Finch's Quarterly Review was an international luxury magazine which published articles about glamour and style, often with a humorous slant. The magazine was primarily aimed at the luxury sector, but also included coverage of philanthropy, politics, the arts, history and music. Articles in the publication were often written by society insiders, from a perspective which was often not available in other magazines. The target audience of the magazine was people in show business.

==History==
The magazine was launched in 2008 by Charles Finch and Nick Foulkes. As of May 2012, it had published 20 issues. The Editor-in-Chief was Nick Foulkes.

In 2012 an essay from the magazine, "Jesus was a Commie", was adapted as a film by Matthew Modine.

Each year the magazine held an event during the Cannes Film Festival called the FQR Filmmakers Dinner at the Hotel du Cap. The dinner was sponsored by IWC and Chopard. Among the guests included were well-known producers and directors.

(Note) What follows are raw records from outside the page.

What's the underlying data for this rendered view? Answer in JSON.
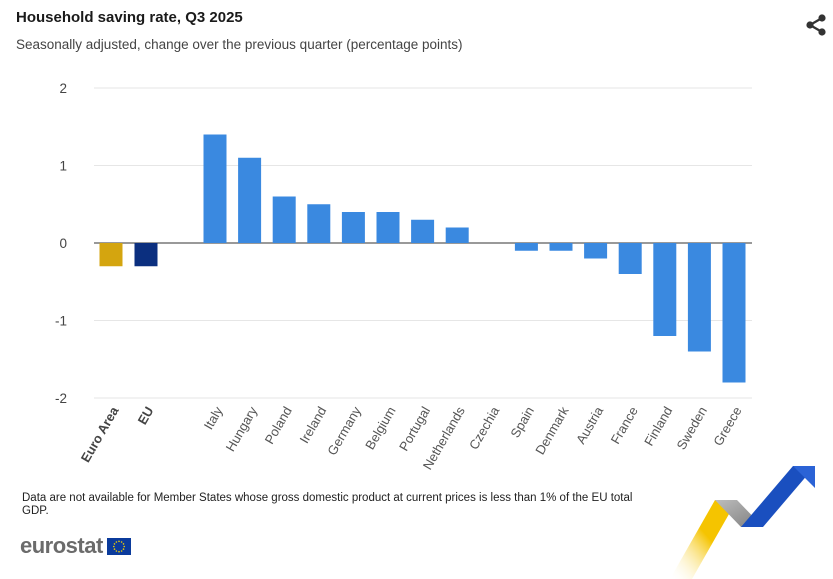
{
  "header": {
    "title": "Household saving rate, Q3 2025",
    "subtitle": "Seasonally adjusted, change over the previous quarter (percentage points)"
  },
  "toolbar": {
    "share_icon": "share-icon"
  },
  "footer": {
    "note": "Data are not available for Member States whose gross domestic product at current prices is less than 1% of the EU total GDP.",
    "brand": "eurostat",
    "flag_icon": "eu-flag-icon"
  },
  "colors": {
    "euro_area": "#d4a50f",
    "eu": "#0b2f7f",
    "countries": "#3a89e0",
    "grid": "#e6e6e6",
    "deco_yellow": "#f5c400",
    "deco_blue": "#1a4fbf",
    "deco_grey": "#9a9a9a"
  },
  "chart_data": {
    "type": "bar",
    "title": "Household saving rate, Q3 2025",
    "subtitle": "Seasonally adjusted, change over the previous quarter (percentage points)",
    "ylim": [
      -2,
      2
    ],
    "yticks": [
      "2",
      "1",
      "0",
      "-1",
      "-2"
    ],
    "grid": true,
    "categories": [
      "Euro Area",
      "EU",
      "Italy",
      "Hungary",
      "Poland",
      "Ireland",
      "Germany",
      "Belgium",
      "Portugal",
      "Netherlands",
      "Czechia",
      "Spain",
      "Denmark",
      "Austria",
      "France",
      "Finland",
      "Sweden",
      "Greece"
    ],
    "values": [
      -0.3,
      -0.3,
      1.4,
      1.1,
      0.6,
      0.5,
      0.4,
      0.4,
      0.3,
      0.2,
      0.0,
      -0.1,
      -0.1,
      -0.2,
      -0.4,
      -1.2,
      -1.4,
      -1.8
    ],
    "groups": [
      "euro_area",
      "eu",
      "country",
      "country",
      "country",
      "country",
      "country",
      "country",
      "country",
      "country",
      "country",
      "country",
      "country",
      "country",
      "country",
      "country",
      "country",
      "country"
    ]
  }
}
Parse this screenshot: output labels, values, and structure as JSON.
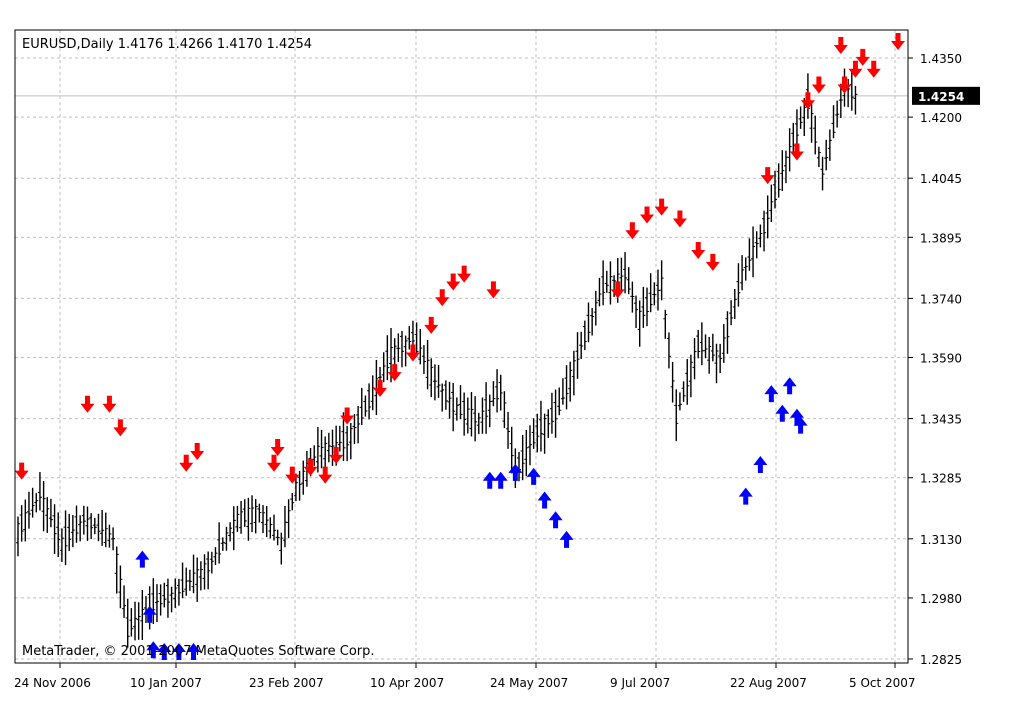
{
  "chart_data": {
    "type": "ohlc_bar",
    "symbol_header": "EURUSD,Daily  1.4176 1.4266 1.4170 1.4254",
    "copyright": "MetaTrader, © 2001-2007 MetaQuotes Software Corp.",
    "current_price_label": "1.4254",
    "current_price": 1.4254,
    "y_ticks": [
      "1.4350",
      "1.4200",
      "1.4045",
      "1.3895",
      "1.3740",
      "1.3590",
      "1.3435",
      "1.3285",
      "1.3130",
      "1.2980",
      "1.2825"
    ],
    "y_tick_values": [
      1.435,
      1.42,
      1.4045,
      1.3895,
      1.374,
      1.359,
      1.3435,
      1.3285,
      1.313,
      1.298,
      1.2825
    ],
    "ylim": [
      1.281,
      1.4425
    ],
    "x_ticks": [
      "24 Nov 2006",
      "10 Jan 2007",
      "23 Feb 2007",
      "10 Apr 2007",
      "24 May 2007",
      "9 Jul 2007",
      "22 Aug 2007",
      "5 Oct 2007"
    ],
    "bar_count": 230,
    "bars": [
      {
        "i": 0,
        "o": 1.309,
        "h": 1.3175,
        "l": 1.296,
        "c": 1.315
      },
      {
        "i": 6,
        "o": 1.315,
        "h": 1.327,
        "l": 1.312,
        "c": 1.324
      },
      {
        "i": 12,
        "o": 1.324,
        "h": 1.33,
        "l": 1.308,
        "c": 1.312
      },
      {
        "i": 18,
        "o": 1.312,
        "h": 1.32,
        "l": 1.305,
        "c": 1.318
      },
      {
        "i": 26,
        "o": 1.318,
        "h": 1.323,
        "l": 1.31,
        "c": 1.313
      },
      {
        "i": 30,
        "o": 1.313,
        "h": 1.315,
        "l": 1.287,
        "c": 1.29
      },
      {
        "i": 36,
        "o": 1.29,
        "h": 1.3,
        "l": 1.285,
        "c": 1.296
      },
      {
        "i": 44,
        "o": 1.296,
        "h": 1.303,
        "l": 1.288,
        "c": 1.3
      },
      {
        "i": 52,
        "o": 1.3,
        "h": 1.308,
        "l": 1.293,
        "c": 1.306
      },
      {
        "i": 60,
        "o": 1.306,
        "h": 1.32,
        "l": 1.304,
        "c": 1.318
      },
      {
        "i": 66,
        "o": 1.318,
        "h": 1.326,
        "l": 1.31,
        "c": 1.32
      },
      {
        "i": 72,
        "o": 1.32,
        "h": 1.328,
        "l": 1.308,
        "c": 1.312
      },
      {
        "i": 76,
        "o": 1.312,
        "h": 1.328,
        "l": 1.31,
        "c": 1.326
      },
      {
        "i": 82,
        "o": 1.326,
        "h": 1.338,
        "l": 1.323,
        "c": 1.335
      },
      {
        "i": 90,
        "o": 1.335,
        "h": 1.342,
        "l": 1.33,
        "c": 1.338
      },
      {
        "i": 96,
        "o": 1.338,
        "h": 1.35,
        "l": 1.335,
        "c": 1.348
      },
      {
        "i": 102,
        "o": 1.348,
        "h": 1.362,
        "l": 1.345,
        "c": 1.36
      },
      {
        "i": 108,
        "o": 1.36,
        "h": 1.368,
        "l": 1.355,
        "c": 1.364
      },
      {
        "i": 114,
        "o": 1.364,
        "h": 1.365,
        "l": 1.348,
        "c": 1.353
      },
      {
        "i": 120,
        "o": 1.353,
        "h": 1.356,
        "l": 1.342,
        "c": 1.346
      },
      {
        "i": 126,
        "o": 1.346,
        "h": 1.35,
        "l": 1.34,
        "c": 1.343
      },
      {
        "i": 132,
        "o": 1.343,
        "h": 1.354,
        "l": 1.34,
        "c": 1.351
      },
      {
        "i": 136,
        "o": 1.351,
        "h": 1.352,
        "l": 1.328,
        "c": 1.33
      },
      {
        "i": 142,
        "o": 1.33,
        "h": 1.342,
        "l": 1.328,
        "c": 1.34
      },
      {
        "i": 148,
        "o": 1.34,
        "h": 1.348,
        "l": 1.338,
        "c": 1.346
      },
      {
        "i": 154,
        "o": 1.346,
        "h": 1.365,
        "l": 1.344,
        "c": 1.362
      },
      {
        "i": 160,
        "o": 1.362,
        "h": 1.379,
        "l": 1.36,
        "c": 1.377
      },
      {
        "i": 166,
        "o": 1.377,
        "h": 1.383,
        "l": 1.372,
        "c": 1.38
      },
      {
        "i": 170,
        "o": 1.38,
        "h": 1.382,
        "l": 1.365,
        "c": 1.369
      },
      {
        "i": 176,
        "o": 1.369,
        "h": 1.382,
        "l": 1.368,
        "c": 1.378
      },
      {
        "i": 180,
        "o": 1.378,
        "h": 1.379,
        "l": 1.34,
        "c": 1.344
      },
      {
        "i": 186,
        "o": 1.344,
        "h": 1.368,
        "l": 1.342,
        "c": 1.362
      },
      {
        "i": 192,
        "o": 1.362,
        "h": 1.37,
        "l": 1.355,
        "c": 1.359
      },
      {
        "i": 198,
        "o": 1.359,
        "h": 1.382,
        "l": 1.358,
        "c": 1.38
      },
      {
        "i": 204,
        "o": 1.38,
        "h": 1.395,
        "l": 1.378,
        "c": 1.392
      },
      {
        "i": 210,
        "o": 1.392,
        "h": 1.412,
        "l": 1.39,
        "c": 1.409
      },
      {
        "i": 216,
        "o": 1.409,
        "h": 1.428,
        "l": 1.406,
        "c": 1.424
      },
      {
        "i": 220,
        "o": 1.424,
        "h": 1.425,
        "l": 1.402,
        "c": 1.406
      },
      {
        "i": 226,
        "o": 1.406,
        "h": 1.432,
        "l": 1.405,
        "c": 1.428
      },
      {
        "i": 229,
        "o": 1.4176,
        "h": 1.4266,
        "l": 1.417,
        "c": 1.4254
      }
    ],
    "sell_arrows": [
      {
        "i": 1,
        "v": 1.328
      },
      {
        "i": 19,
        "v": 1.345
      },
      {
        "i": 25,
        "v": 1.345
      },
      {
        "i": 28,
        "v": 1.339
      },
      {
        "i": 49,
        "v": 1.333
      },
      {
        "i": 46,
        "v": 1.33
      },
      {
        "i": 70,
        "v": 1.33
      },
      {
        "i": 71,
        "v": 1.334
      },
      {
        "i": 75,
        "v": 1.327
      },
      {
        "i": 80,
        "v": 1.329
      },
      {
        "i": 84,
        "v": 1.327
      },
      {
        "i": 87,
        "v": 1.332
      },
      {
        "i": 90,
        "v": 1.342
      },
      {
        "i": 99,
        "v": 1.349
      },
      {
        "i": 103,
        "v": 1.353
      },
      {
        "i": 108,
        "v": 1.358
      },
      {
        "i": 113,
        "v": 1.365
      },
      {
        "i": 116,
        "v": 1.372
      },
      {
        "i": 119,
        "v": 1.376
      },
      {
        "i": 122,
        "v": 1.378
      },
      {
        "i": 130,
        "v": 1.374
      },
      {
        "i": 164,
        "v": 1.374
      },
      {
        "i": 168,
        "v": 1.389
      },
      {
        "i": 172,
        "v": 1.393
      },
      {
        "i": 176,
        "v": 1.395
      },
      {
        "i": 181,
        "v": 1.392
      },
      {
        "i": 186,
        "v": 1.384
      },
      {
        "i": 190,
        "v": 1.381
      },
      {
        "i": 205,
        "v": 1.403
      },
      {
        "i": 213,
        "v": 1.409
      },
      {
        "i": 216,
        "v": 1.422
      },
      {
        "i": 219,
        "v": 1.426
      },
      {
        "i": 225,
        "v": 1.436
      },
      {
        "i": 226,
        "v": 1.426
      },
      {
        "i": 229,
        "v": 1.43
      },
      {
        "i": 231,
        "v": 1.433
      },
      {
        "i": 234,
        "v": 1.43
      },
      {
        "i": 241,
        "v": 1.44
      }
    ],
    "buy_arrows": [
      {
        "i": 34,
        "v": 1.31
      },
      {
        "i": 36,
        "v": 1.296
      },
      {
        "i": 37,
        "v": 1.287
      },
      {
        "i": 40,
        "v": 1.284
      },
      {
        "i": 44,
        "v": 1.281
      },
      {
        "i": 48,
        "v": 1.282
      },
      {
        "i": 129,
        "v": 1.33
      },
      {
        "i": 132,
        "v": 1.33
      },
      {
        "i": 136,
        "v": 1.332
      },
      {
        "i": 141,
        "v": 1.331
      },
      {
        "i": 144,
        "v": 1.325
      },
      {
        "i": 147,
        "v": 1.32
      },
      {
        "i": 150,
        "v": 1.315
      },
      {
        "i": 199,
        "v": 1.326
      },
      {
        "i": 203,
        "v": 1.334
      },
      {
        "i": 206,
        "v": 1.352
      },
      {
        "i": 209,
        "v": 1.347
      },
      {
        "i": 211,
        "v": 1.354
      },
      {
        "i": 214,
        "v": 1.344
      },
      {
        "i": 213,
        "v": 1.346
      }
    ],
    "colors": {
      "bars": "#000000",
      "sell": "#ff0000",
      "buy": "#0000ff",
      "grid": "#c0c0c0",
      "price_line": "#c0c0c0",
      "price_label_bg": "#000000",
      "price_label_fg": "#ffffff"
    },
    "grid": true
  }
}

The magazine included a controversial blog called The Princess Diaries, by Elisabeth von Thurn und Taxis. von Thurn und Taxis wrote about the problems of the wealthy, often contrasting these with the problems of other people.

=== Editorial ===

Contributors to FQR over the years have included Tommy Hilfiger, Sharon Stone, Christian Louboutin, Tony Hall, Kevin Spacey, John Malkovich, Eric Dane, Bryan Ferry, Nic Roeg, Sophia Loren, Charles Saumarez-Smith, Matthew Modine, Michael Chow, Edward Watson, Elle Macpherson, Emma Thompson and Sir Terence Conran.

==== Style and production ====

FQR's look was that of a broadsheet newspaper, in the fashion of Ritz Magazine of the 70's and early 80's. The production design was carried out by Nick Foulkes and Art Director Tristram Fetherstonhaugh. Princess Elisabeth von Thurn und Taxis served as Features Editor, followed by Emilia Hungerford. The magazine's last Managing Editor was Tom Chamberlin, who served from 2010 to 2013. The issues themselves ranged in pagination but were usually kept under 40 pages. Distribution was via subscription.